Identified proteins list file
Table listing the proteins identified in each biological replicate. Can be used to construct a Venn diagram.
Results file
The statistical analysis main output file. For each protein, information about the expression ratio between conditions and its significance level are given.
Top results file
A trimmed version of the aforementioned results file comprising only the statistically significant results (differentially expressed proteins).
Plot_Generator.R file
An R script that produces all plots (getting the pre-computed data from the file Plot_Generator.RData contained in the same folder) so that the user can easily modify them.

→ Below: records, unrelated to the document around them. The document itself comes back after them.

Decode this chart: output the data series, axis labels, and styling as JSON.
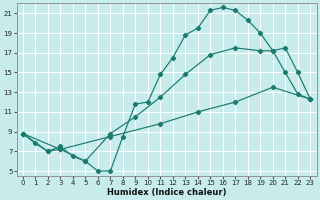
{
  "xlabel": "Humidex (Indice chaleur)",
  "bg_color": "#c8ecec",
  "grid_color": "#ffffff",
  "line_color": "#1a7a6e",
  "xlim": [
    -0.5,
    23.5
  ],
  "ylim": [
    4.5,
    22.0
  ],
  "xticks": [
    0,
    1,
    2,
    3,
    4,
    5,
    6,
    7,
    8,
    9,
    10,
    11,
    12,
    13,
    14,
    15,
    16,
    17,
    18,
    19,
    20,
    21,
    22,
    23
  ],
  "yticks": [
    5,
    7,
    9,
    11,
    13,
    15,
    17,
    19,
    21
  ],
  "curve1_x": [
    0,
    1,
    2,
    3,
    4,
    5,
    6,
    7,
    8,
    9,
    10,
    11,
    12,
    13,
    14,
    15,
    16,
    17,
    18,
    19,
    20,
    21,
    22,
    23
  ],
  "curve1_y": [
    8.8,
    7.8,
    7.0,
    7.5,
    6.5,
    6.0,
    5.0,
    5.0,
    8.5,
    11.8,
    12.0,
    14.8,
    16.5,
    18.8,
    19.5,
    21.3,
    21.6,
    21.3,
    20.3,
    19.0,
    17.2,
    15.0,
    12.8,
    12.3
  ],
  "curve2_x": [
    0,
    2,
    3,
    5,
    7,
    9,
    11,
    13,
    15,
    17,
    19,
    20,
    21,
    22,
    23
  ],
  "curve2_y": [
    8.8,
    7.0,
    7.2,
    6.0,
    8.8,
    10.5,
    12.5,
    14.8,
    16.8,
    17.5,
    17.2,
    17.2,
    17.5,
    15.0,
    12.3
  ],
  "curve3_x": [
    0,
    3,
    7,
    11,
    14,
    17,
    20,
    23
  ],
  "curve3_y": [
    8.8,
    7.2,
    8.5,
    9.8,
    11.0,
    12.0,
    13.5,
    12.3
  ]
}
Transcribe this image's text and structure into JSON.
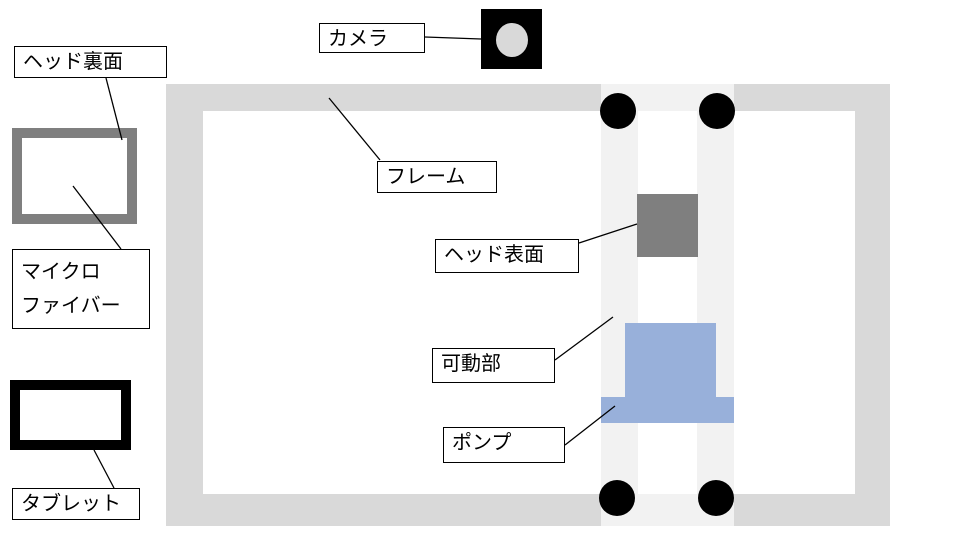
{
  "labels": {
    "camera": "カメラ",
    "head_back": "ヘッド裏面",
    "frame": "フレーム",
    "head_front": "ヘッド表面",
    "microfiber_line1": "マイクロ",
    "microfiber_line2": "ファイバー",
    "movable_part": "可動部",
    "pump": "ポンプ",
    "tablet": "タブレット"
  },
  "colors": {
    "frame": "#d9d9d9",
    "rail": "#f2f2f2",
    "head_back_border": "#7f7f7f",
    "head_front": "#7f7f7f",
    "pump": "#98b0da",
    "camera_body": "#000000",
    "camera_lens": "#d9d9d9",
    "wheel": "#000000",
    "tablet_border": "#000000"
  }
}
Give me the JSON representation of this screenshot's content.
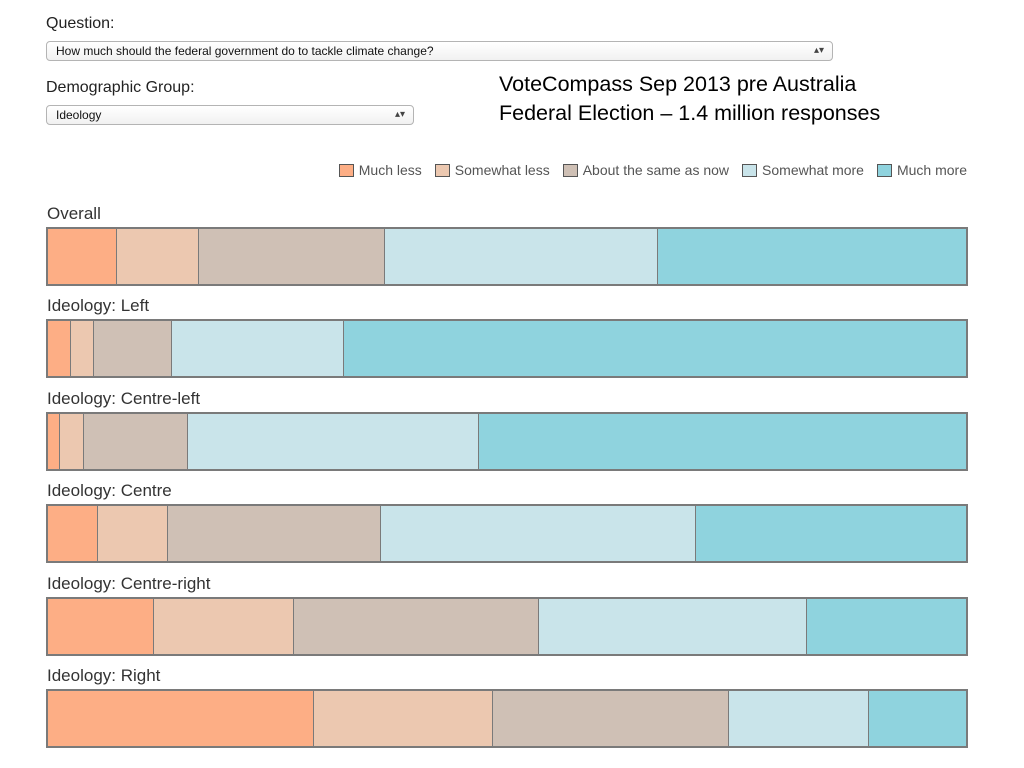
{
  "question": {
    "label": "Question:",
    "selected": "How much should the federal government do to tackle climate change?"
  },
  "demographic": {
    "label": "Demographic Group:",
    "selected": "Ideology"
  },
  "note": {
    "line1": "VoteCompass Sep 2013 pre Australia",
    "line2": "Federal Election – 1.4 million responses"
  },
  "colors": {
    "much_less": "#fdae85",
    "somewhat_less": "#ecc8b0",
    "about_same": "#cfc0b5",
    "somewhat_more": "#c9e4ea",
    "much_more": "#8fd3de"
  },
  "chart_data": {
    "type": "bar",
    "orientation": "horizontal",
    "stacked": "100%",
    "legend_position": "top-right",
    "categories": [
      "Overall",
      "Ideology: Left",
      "Ideology: Centre-left",
      "Ideology: Centre",
      "Ideology: Centre-right",
      "Ideology: Right"
    ],
    "series": [
      {
        "name": "Much less",
        "values": [
          7.5,
          2.5,
          1.3,
          5.4,
          11.5,
          29.0
        ]
      },
      {
        "name": "Somewhat less",
        "values": [
          8.9,
          2.5,
          2.6,
          7.7,
          15.3,
          19.5
        ]
      },
      {
        "name": "About the same as now",
        "values": [
          20.3,
          8.5,
          11.4,
          23.2,
          26.7,
          25.7
        ]
      },
      {
        "name": "Somewhat more",
        "values": [
          29.7,
          18.7,
          31.6,
          34.3,
          29.2,
          15.2
        ]
      },
      {
        "name": "Much more",
        "values": [
          33.6,
          67.8,
          53.1,
          29.4,
          17.3,
          10.6
        ]
      }
    ]
  }
}
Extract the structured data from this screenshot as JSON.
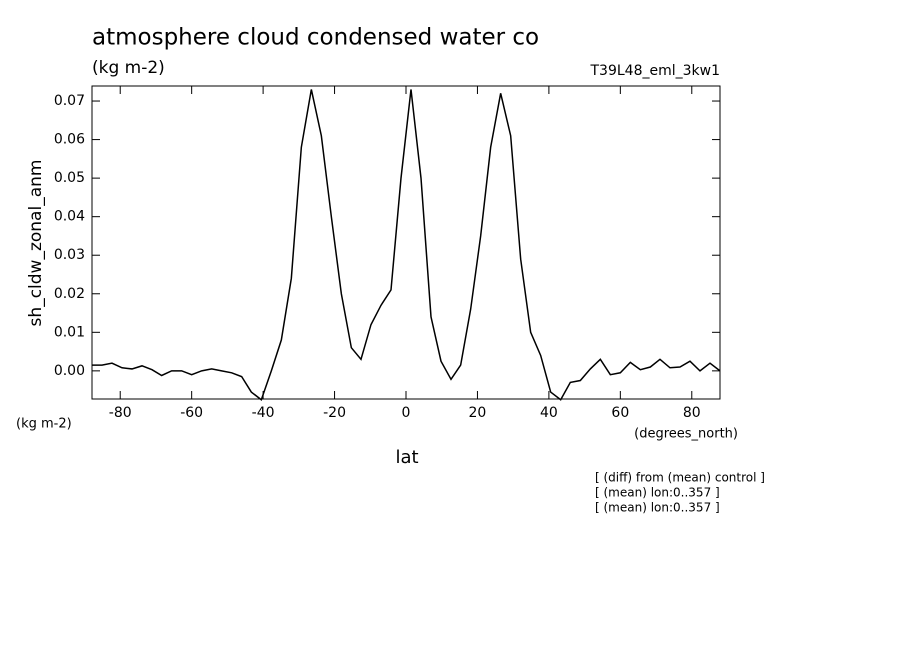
{
  "chart_data": {
    "type": "line",
    "title": "atmosphere cloud condensed water co",
    "subtitle": "(kg m-2)",
    "run_label": "T39L48_eml_3kw1",
    "y_label": "sh_cldw_zonal_anm",
    "y_units": "(kg m-2)",
    "x_units": "(degrees_north)",
    "x_label": "lat",
    "notes": [
      "[ (diff) from (mean) control ]",
      "[ (mean) lon:0..357 ]",
      "[ (mean) lon:0..357 ]"
    ],
    "x": [
      -87.9,
      -85.1,
      -82.3,
      -79.5,
      -76.7,
      -73.9,
      -71.1,
      -68.4,
      -65.6,
      -62.8,
      -60.0,
      -57.2,
      -54.4,
      -51.6,
      -48.8,
      -46.0,
      -43.3,
      -40.5,
      -37.7,
      -34.9,
      -32.1,
      -29.3,
      -26.5,
      -23.7,
      -20.9,
      -18.1,
      -15.3,
      -12.6,
      -9.8,
      -7.0,
      -4.2,
      -1.4,
      1.4,
      4.2,
      7.0,
      9.8,
      12.6,
      15.3,
      18.1,
      20.9,
      23.7,
      26.5,
      29.3,
      32.1,
      34.9,
      37.7,
      40.5,
      43.3,
      46.0,
      48.8,
      51.6,
      54.4,
      57.2,
      60.0,
      62.8,
      65.6,
      68.4,
      71.1,
      73.9,
      76.7,
      79.5,
      82.3,
      85.1,
      87.9
    ],
    "series": [
      {
        "color": "#000000",
        "values": [
          0.0015,
          0.0015,
          0.002,
          0.0008,
          0.0005,
          0.0013,
          0.0003,
          -0.0012,
          0.0,
          0.0,
          -0.001,
          0.0,
          0.0005,
          0.0,
          -0.0005,
          -0.0015,
          -0.0055,
          -0.0075,
          0.0,
          0.008,
          0.024,
          0.058,
          0.073,
          0.061,
          0.04,
          0.02,
          0.006,
          0.003,
          0.012,
          0.017,
          0.021,
          0.05,
          0.073,
          0.05,
          0.014,
          0.0025,
          -0.0022,
          0.0015,
          0.016,
          0.035,
          0.058,
          0.072,
          0.061,
          0.029,
          0.01,
          0.004,
          -0.0055,
          -0.0075,
          -0.003,
          -0.0025,
          0.0005,
          0.003,
          -0.001,
          -0.0005,
          0.0022,
          0.0003,
          0.001,
          0.003,
          0.0008,
          0.001,
          0.0025,
          0.0,
          0.002,
          0.0
        ]
      }
    ],
    "xlim": [
      -87.9,
      87.9
    ],
    "ylim": [
      -0.0073,
      0.0739
    ],
    "xticks": [
      -80,
      -60,
      -40,
      -20,
      0,
      20,
      40,
      60,
      80
    ],
    "yticks": [
      {
        "value": 0,
        "label": "0.00"
      },
      0.01,
      0.02,
      0.03,
      0.04,
      0.05,
      0.06,
      0.07
    ]
  }
}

Pre-normalization intensities PDF file
Box plots of log2 protein intensities before quantile normalization for each replicate and condition.
Post-normalization intensities PDF file
Box plots of log2 protein intensities after quantile normalization for each replicate and condition.
Log2-fold change histogram PDF file
Histogram of Log2 protein intensity ratio.
MA plot PDF file
Scatter plot of average log2 protein intensity ratio against average log2 intensity (also known as MA plot).
Intensities scatter plot matrix PDF file
Scatter plots and linear regression lines, histograms, and R-squared values for each combination of replicate log2 protein intensity ratio.
Value-ordered fold change PDF file
Plot of Protein number (ID) against log2 intensity ratio.
Volcano plot PDF file
Plot of average log2 protein intensity ratio against -log10 p-value (also known as volcano plot) .
Venn Diagrams
Venn Diagrams help in evluating the reproducibility of the experiment. ProteoSign creates 3 PDF files containg Venn diagrams. One showing the amount of quantified proteins accross the experiment's conditions, one accross its biological replicates and one across the technical replicates of each biological replicate.